We’ve all seen the network racks showing perfectly run cables. Sites like Reddit or Twitter (#cableporn if the URL doesn’t work) use the phrase ‘Cable Porn’ to show them off, they look amazing and I wish I could have them.
And don’t get me wrong, I love seeing this neatly made racks and the beautiful artistry that goes into getting a rack organised and working that you see here. However they aren’t realistic in schools. For me the effort and time it would take to run a second cable outweigh in my opinion that beautiful look. For me you need to do your best but still maintain a rack that is functional, and well get to what I mean by functional but first. We need to stop having a go at those who don’t have beautiful racks, I see countless threads online with headings like;
Inherited this horrible rack.
My predecessor sucked at his job, check out the rack!
How can they let it get that bad?
We need to stop judging IT Professionals when we don’t know what they working conditions were like. Even if you have directly taken over their role, sometimes the act of someone leaves forces a company to take a look at how they listen to that person. So while you may get what you ask for, or have time to do things like making racks pretty your predecessor doesn’t.
I’ve worked for companies where I can schedule time to fix the racks up, but also companies where that is just not an option. It’s hard to scheduling downtime, and when you do its for critical things like updates and work that isn’t just making cabling look better. And even if you can schedule out of hours downtime, and you don’t have critical updates most companies don’t see the benefit in paying you over time to clean a rack.
We also need to remember that in a lot of cases, the racks are not in visible areas. In some companies the IT Professional is the only person who will ever see the rack, so if its usable what does it matter if its a mess.
And then theres the cost to consider. I recently fixed a rack that took me a few hours, from a time side it wasn’t that bad and needed to be done, the door would no longer close due to years of adding longer than needed cables to the rack and just pushing it closed without thinking about it. However it was nota. cheap exercise, apart from my time, there was the fact it cost over $1,000 to buy new cables to get it all done. And this is one of the 10+ racks in the network I oversee. But even at $1,000 I know schools and businesses that don’t see the value, or have the money to upgrade a working rack. Because despite the spaghetti mess, the working was working.
I wouldn’t call the After shot a beautiful rack, and I’m aware the UPS still needs to be mounted. However it is now functional and tidy. And for me that is where I want my racks to be.
For me these racks both look good and are functional. I only patch ports that I need, though when something new needs to be added it only takes a couple of minutes to patch. Where as if I had long cables running through cabling trays all linked together with velcro might look good, though to add another cable goes from a few minute job to much longer.
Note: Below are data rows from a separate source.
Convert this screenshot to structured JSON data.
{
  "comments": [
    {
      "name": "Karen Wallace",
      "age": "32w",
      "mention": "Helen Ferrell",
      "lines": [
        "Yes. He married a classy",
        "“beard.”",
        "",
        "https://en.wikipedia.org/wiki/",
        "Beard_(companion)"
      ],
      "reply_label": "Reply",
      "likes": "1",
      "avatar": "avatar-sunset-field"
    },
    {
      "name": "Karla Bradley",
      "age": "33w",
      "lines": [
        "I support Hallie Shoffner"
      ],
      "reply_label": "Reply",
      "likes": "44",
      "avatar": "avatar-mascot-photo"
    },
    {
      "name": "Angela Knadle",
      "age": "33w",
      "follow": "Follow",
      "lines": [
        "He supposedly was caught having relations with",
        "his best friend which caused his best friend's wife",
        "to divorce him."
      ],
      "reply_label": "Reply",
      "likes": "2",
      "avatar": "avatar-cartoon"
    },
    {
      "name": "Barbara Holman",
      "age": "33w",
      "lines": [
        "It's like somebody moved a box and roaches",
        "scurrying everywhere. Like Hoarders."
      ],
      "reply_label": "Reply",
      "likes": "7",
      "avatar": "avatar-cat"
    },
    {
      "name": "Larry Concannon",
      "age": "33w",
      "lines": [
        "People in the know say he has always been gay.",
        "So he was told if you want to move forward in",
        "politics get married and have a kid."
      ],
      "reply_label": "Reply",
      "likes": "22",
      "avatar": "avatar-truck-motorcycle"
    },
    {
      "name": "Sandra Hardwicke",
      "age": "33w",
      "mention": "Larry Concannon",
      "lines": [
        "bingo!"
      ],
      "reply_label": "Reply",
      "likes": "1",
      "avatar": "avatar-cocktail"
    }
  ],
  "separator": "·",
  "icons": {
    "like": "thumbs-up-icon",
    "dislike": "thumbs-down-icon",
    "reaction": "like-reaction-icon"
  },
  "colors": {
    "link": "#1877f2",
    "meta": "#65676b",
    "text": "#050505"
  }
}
And for me that is 5 minutes taken away from helping our users, at the end of the day no one really cares what your network racks look like, they are tucked away in cupboards and hidden rooms. Even server rooms while they need to be neat and tidy, and easy to track, remove or add cables they don’t need to be perfect.
We need to stop judging and vilifying IT Professionals who have messy dirty racks, it’s a part of life. And I would rather have one working for me who spends more time helping using and has a functional rack than countless hours making the racks look like works of art that no one ever sees.